A “green” buffet dinner made from heritage-farmed local ingredients followed — a vast spread of toothy breads made from locally milled grains, and a crisp and delicious duck bought just hours before from Hutterite women, all washed down with fine Fort Garry Pale Ale.

One of the park’s big attractions is a network of biking and hiking trails, some of which we tried out the following morning. During one, Davar asked us to put ourselves in the hooves of the elk and see the forest through non-human eyes. During another, we encountered an expert naturalist who, like an arboreal Hercule Poirot, deduced a wealth of information from a wolf skull he was holding.

One walk we didn’t have time for was the 17-kilometre day hike to Grey Owl’s Cabin. In 1931, the Englishman-cum-naturalist-cum-native (popularized in the film Grey Owl) lived in the Park with his two pet beavers and served as a “caretaker of animals.”

Banff East?

The first thing I noticed when we drove into the nearby town of Wasagaming was how much it resembled Banff 50 years ago. I half expected a moose to walk up the street. The shops are quaint, there’s no neon and the folks are, well, folksy. There’s the usual visitors centre and museum but also the largest log cinema in North America that shows first-run movies. The town (whose name means “clear water” in Cree) sits on a chilly clear lake called… you guessed it, Clear Lake.
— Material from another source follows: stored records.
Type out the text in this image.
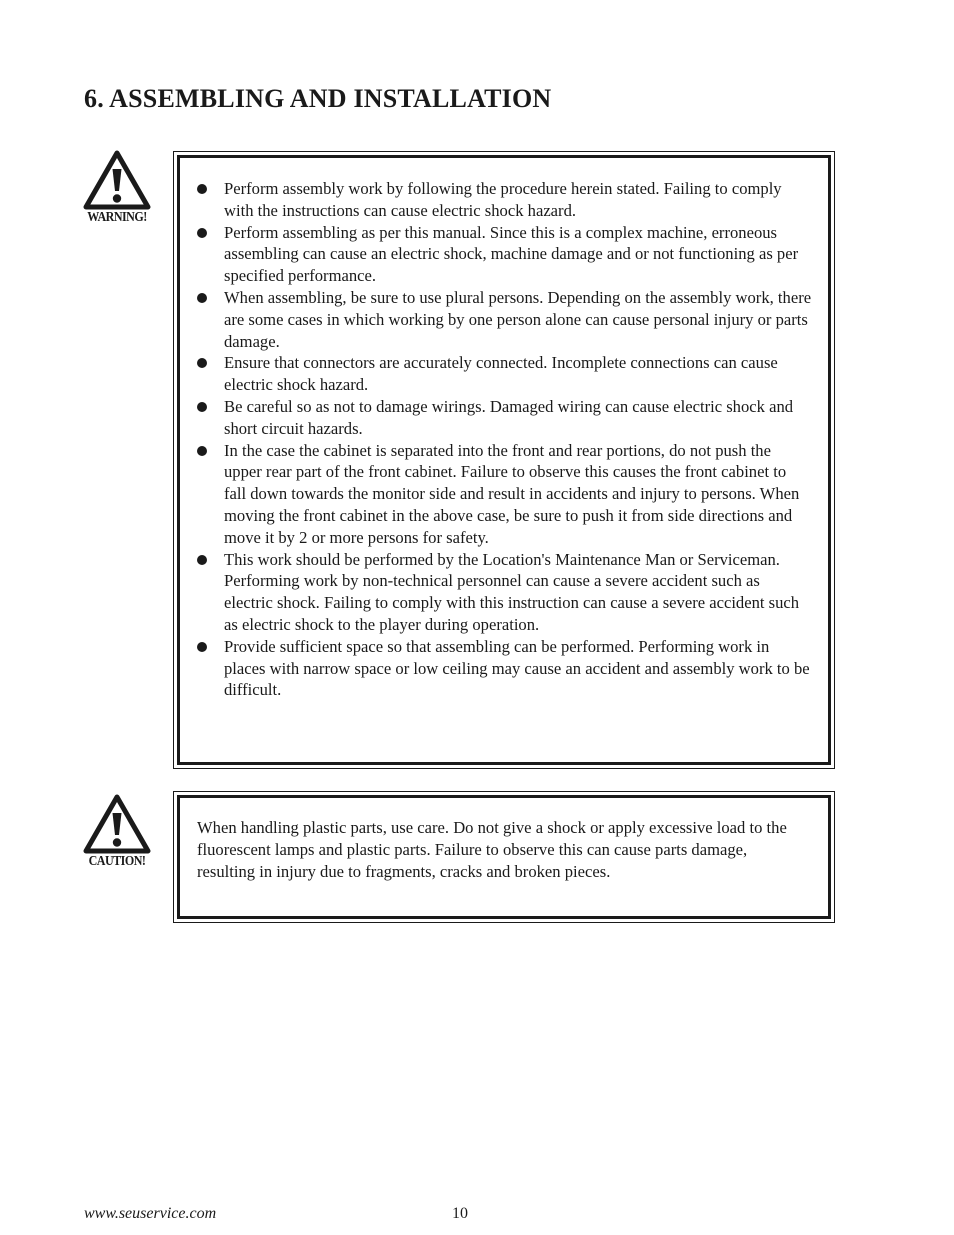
6. ASSEMBLING AND INSTALLATION
WARNING!
Perform assembly work by following the procedure herein stated. Failing to comply with the instructions can cause electric shock hazard.
Perform assembling as per this manual. Since this is a complex machine, erroneous assembling can cause an electric shock, machine damage and or not functioning as per specified performance.
When assembling, be sure to use plural persons. Depending on the assembly work, there are some cases in which working by one person alone can cause personal injury or parts damage.
Ensure that connectors are accurately connected. Incomplete connections can cause electric shock hazard.
Be careful so as not to damage wirings. Damaged wiring can cause electric shock and short circuit hazards.
In the case the cabinet is separated into the front and rear portions, do not push the upper rear part of the front cabinet. Failure to observe this causes the front cabinet to fall down towards the monitor side and result in accidents and injury to persons. When moving the front cabinet in the above case, be sure to push it from side directions and move it by 2 or more persons for safety.
This work should be performed by the Location's Maintenance Man or Serviceman. Performing work by non-technical personnel can cause a severe accident such as electric shock. Failing to comply with this instruction can cause a severe accident such as electric shock to the player during operation.
Provide sufficient space so that assembling can be performed. Performing work in places with narrow space or low ceiling may cause an accident and assembly work to be difficult.
CAUTION!

When handling plastic parts, use care. Do not give a shock or apply excessive load to the fluorescent lamps and plastic parts. Failure to observe this can cause parts damage, resulting in injury due to fragments, cracks and broken pieces.

www.seuservice.com	10
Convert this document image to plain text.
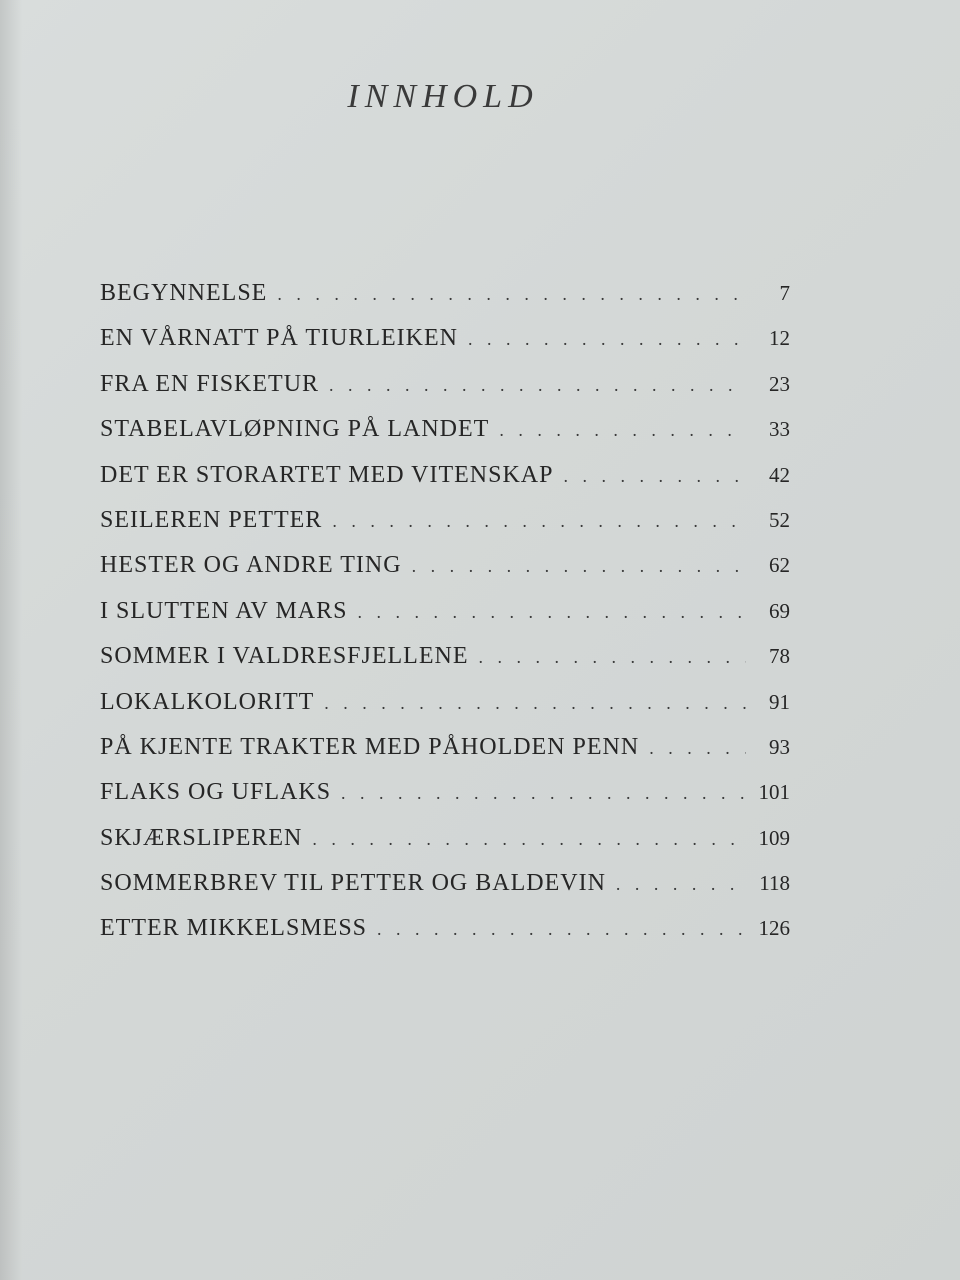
INNHOLD
BEGYNNELSE . . .	7
EN VÅRNATT PÅ TIURLEIKEN . . .	12
FRA EN FISKETUR . . .	23
STABELAVLØPNING PÅ LANDET . . .	33
DET ER STORARTET MED VITENSKAP . . .	42
SEILEREN PETTER . . .	52
HESTER OG ANDRE TING . . .	62
I SLUTTEN AV MARS . . .	69
SOMMER I VALDRESFJELLENE . . .	78
LOKALKOLORITT . . .	91
PÅ KJENTE TRAKTER MED PÅHOLDEN PENN . . .	93
FLAKS OG UFLAKS . . .	101
SKJÆRSLIPEREN . . .	109
SOMMERBREV TIL PETTER OG BALDEVIN . . .	118
ETTER MIKKELSMESS . . .	126
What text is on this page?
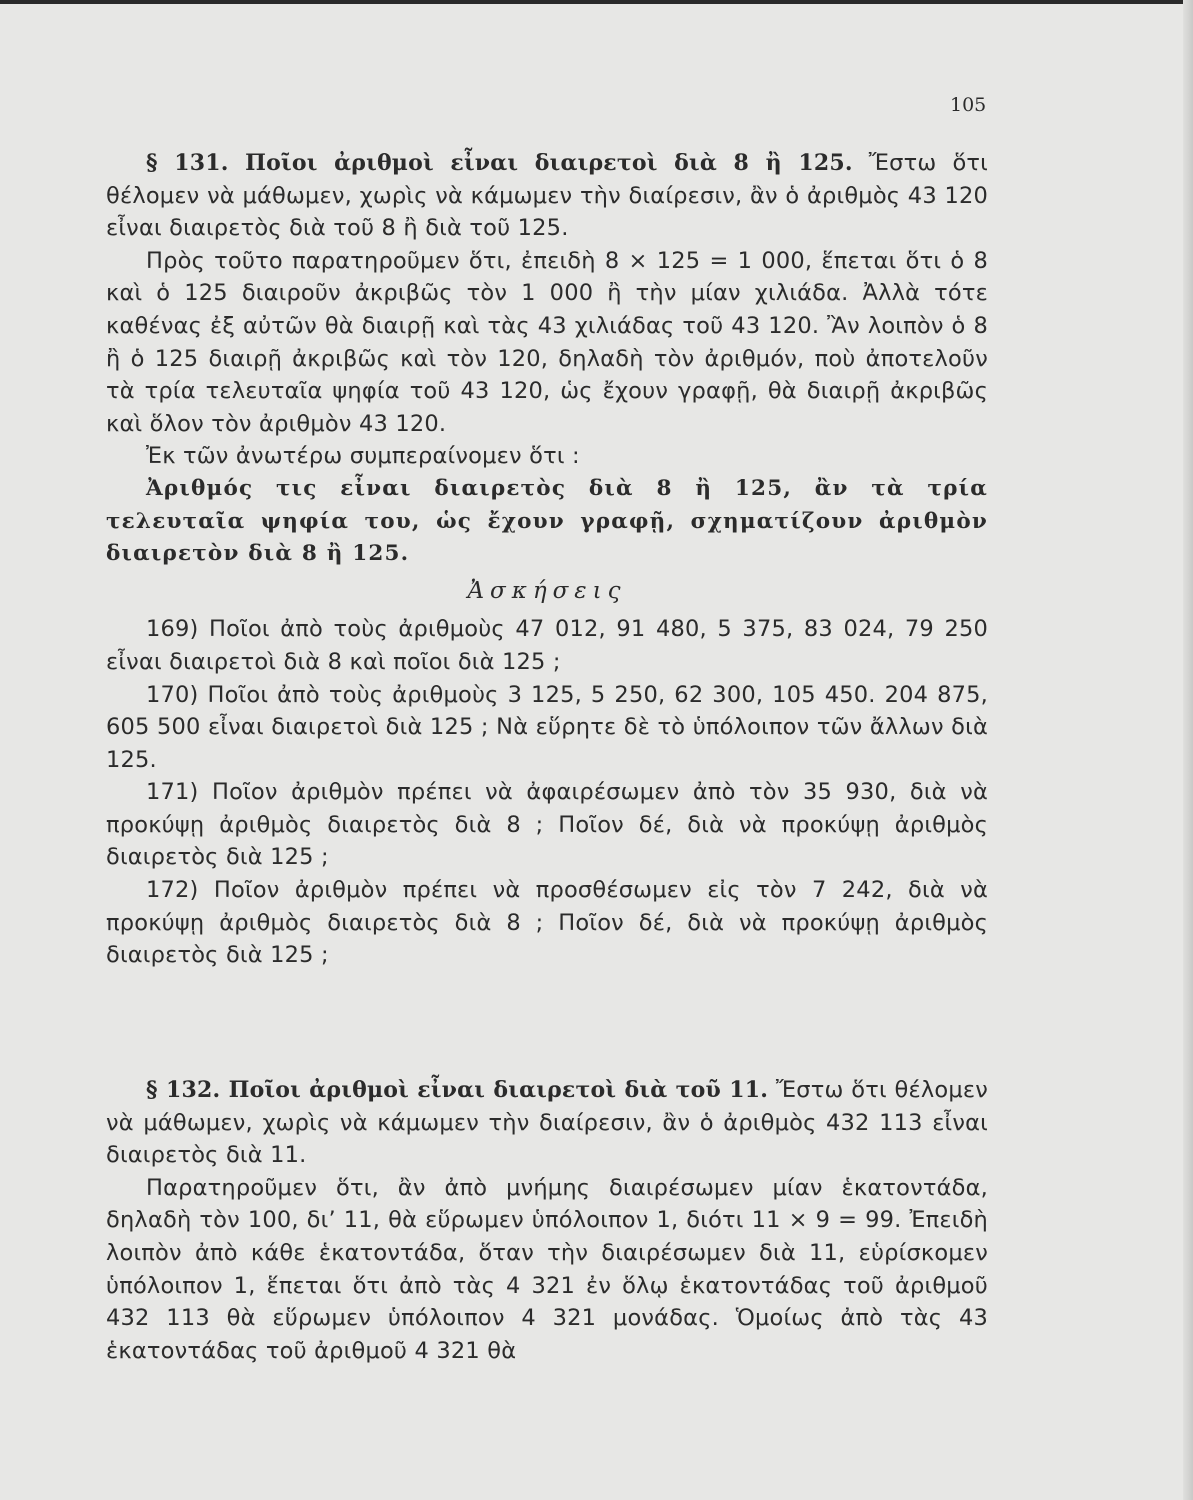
105

§ 131. Ποῖοι ἀριθμοὶ εἶναι διαιρετοὶ διὰ 8 ἢ 125. Ἔστω ὅτι θέλομεν νὰ μάθωμεν, χωρὶς νὰ κάμωμεν τὴν διαίρεσιν, ἂν ὁ ἀριθμὸς 43 120 εἶναι διαιρετὸς διὰ τοῦ 8 ἢ διὰ τοῦ 125.

Πρὸς τοῦτο παρατηροῦμεν ὅτι, ἐπειδὴ 8 × 125 = 1 000, ἕπεται ὅτι ὁ 8 καὶ ὁ 125 διαιροῦν ἀκριβῶς τὸν 1 000 ἢ τὴν μίαν χιλιάδα. Ἀλλὰ τότε καθένας ἐξ αὐτῶν θὰ διαιρῇ καὶ τὰς 43 χιλιάδας τοῦ 43 120. Ἂν λοιπὸν ὁ 8 ἢ ὁ 125 διαιρῇ ἀκριβῶς καὶ τὸν 120, δηλαδὴ τὸν ἀριθμόν, ποὺ ἀποτελοῦν τὰ τρία τελευταῖα ψηφία τοῦ 43 120, ὡς ἔχουν γραφῇ, θὰ διαιρῇ ἀκριβῶς καὶ ὅλον τὸν ἀριθμὸν 43 120.

Ἐκ τῶν ἀνωτέρω συμπεραίνομεν ὅτι :

Ἀριθμός τις εἶναι διαιρετὸς διὰ 8 ἢ 125, ἂν τὰ τρία τελευταῖα ψηφία του, ὡς ἔχουν γραφῇ, σχηματίζουν ἀριθμὸν διαιρετὸν διὰ 8 ἢ 125.

Ἀσκήσεις

169) Ποῖοι ἀπὸ τοὺς ἀριθμοὺς 47 012, 91 480, 5 375, 83 024, 79 250 εἶναι διαιρετοὶ διὰ 8 καὶ ποῖοι διὰ 125 ;

170) Ποῖοι ἀπὸ τοὺς ἀριθμοὺς 3 125, 5 250, 62 300, 105 450. 204 875, 605 500 εἶναι διαιρετοὶ διὰ 125 ; Νὰ εὕρητε δὲ τὸ ὑπόλοιπον τῶν ἄλλων διὰ 125.

171) Ποῖον ἀριθμὸν πρέπει νὰ ἀφαιρέσωμεν ἀπὸ τὸν 35 930, διὰ νὰ προκύψῃ ἀριθμὸς διαιρετὸς διὰ 8 ; Ποῖον δέ, διὰ νὰ προκύψῃ ἀριθμὸς διαιρετὸς διὰ 125 ;

172) Ποῖον ἀριθμὸν πρέπει νὰ προσθέσωμεν εἰς τὸν 7 242, διὰ νὰ προκύψῃ ἀριθμὸς διαιρετὸς διὰ 8 ; Ποῖον δέ, διὰ νὰ προκύψῃ ἀριθμὸς διαιρετὸς διὰ 125 ;

§ 132. Ποῖοι ἀριθμοὶ εἶναι διαιρετοὶ διὰ τοῦ 11. Ἔστω ὅτι θέλομεν νὰ μάθωμεν, χωρὶς νὰ κάμωμεν τὴν διαίρεσιν, ἂν ὁ ἀριθμὸς 432 113 εἶναι διαιρετὸς διὰ 11.

Παρατηροῦμεν ὅτι, ἂν ἀπὸ μνήμης διαιρέσωμεν μίαν ἑκατοντάδα, δηλαδὴ τὸν 100, δι’ 11, θὰ εὕρωμεν ὑπόλοιπον 1, διότι 11 × 9 = 99. Ἐπειδὴ λοιπὸν ἀπὸ κάθε ἑκατοντάδα, ὅταν τὴν διαιρέσωμεν διὰ 11, εὑρίσκομεν ὑπόλοιπον 1, ἕπεται ὅτι ἀπὸ τὰς 4 321 ἐν ὅλῳ ἑκατοντάδας τοῦ ἀριθμοῦ 432 113 θὰ εὕρωμεν ὑπόλοιπον 4 321 μονάδας. Ὁμοίως ἀπὸ τὰς 43 ἑκατοντάδας τοῦ ἀριθμοῦ 4 321 θὰ
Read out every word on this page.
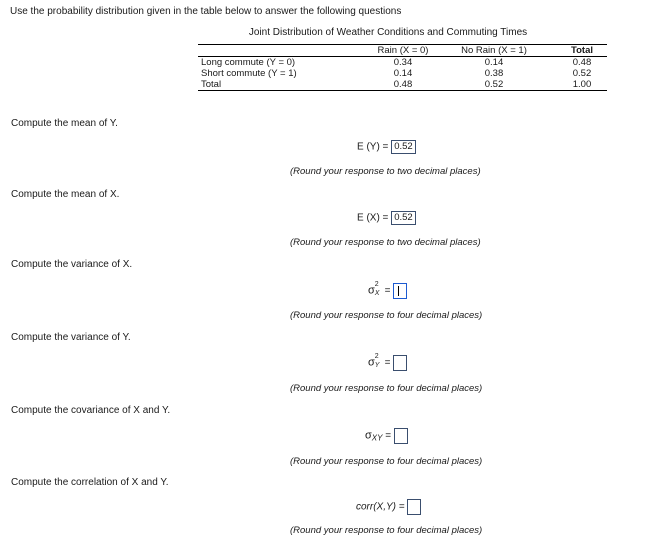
Use the probability distribution given in the table below to answer the following questions
Joint Distribution of Weather Conditions and Commuting Times
	Rain (X = 0)	No Rain (X = 1)	Total
Long commute (Y = 0)	0.34	0.14	0.48
Short commute (Y = 1)	0.14	0.38	0.52
Total	0.48	0.52	1.00
Compute the mean of Y.
E (Y) = 0.52
(Round your response to two decimal places)
Compute the mean of X.
E (X) = 0.52
(Round your response to two decimal places)
Compute the variance of X.
σ
2
X =
(Round your response to four decimal places)
Compute the variance of Y.
σ
2
Y =
(Round your response to four decimal places)
Compute the covariance of X and Y.
$\sigma_{XY}$ =
(Round your response to four decimal places)
Compute the correlation of X and Y.
corr(X,Y) =
(Round your response to four decimal places)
While there were more adventures with Earth Rhythms in the park, one of best visits was a day spent in and around Dauphin
( ), 15 kilometres north of Riding Mountain. It’s the largest community in the Parkland region. We started by learning all about bee keeping, honey making and candle dipping.

The star attraction in Dauphin, however, is Ukrainian culture — but don’t expect to find any holopsy (cabbage rolls) on the menu of a local eatery. For some reason, there isn’t a single restaurant in town that features Ukrainian delicacies.

What you can see, however, is the Byzantine-domed Ukrainian Catholic Church of the Resurrection, an arts centre and a rail museum. The Fort Dauphin Museum is one place where we finally found an answer to our question: why are there so many Ukrainians in a town named after a French crown prince?

You might hear about how the French king’s son (the Dauphin) helped Ukrainians emigrate to Canada, but alas, as romantic as it is, the story is apocryphal. French explorer De La Vérendrye actually named Lake Dauphin in 1739, long before there were any Ukranians heading for the New World — or a Canada for that matter.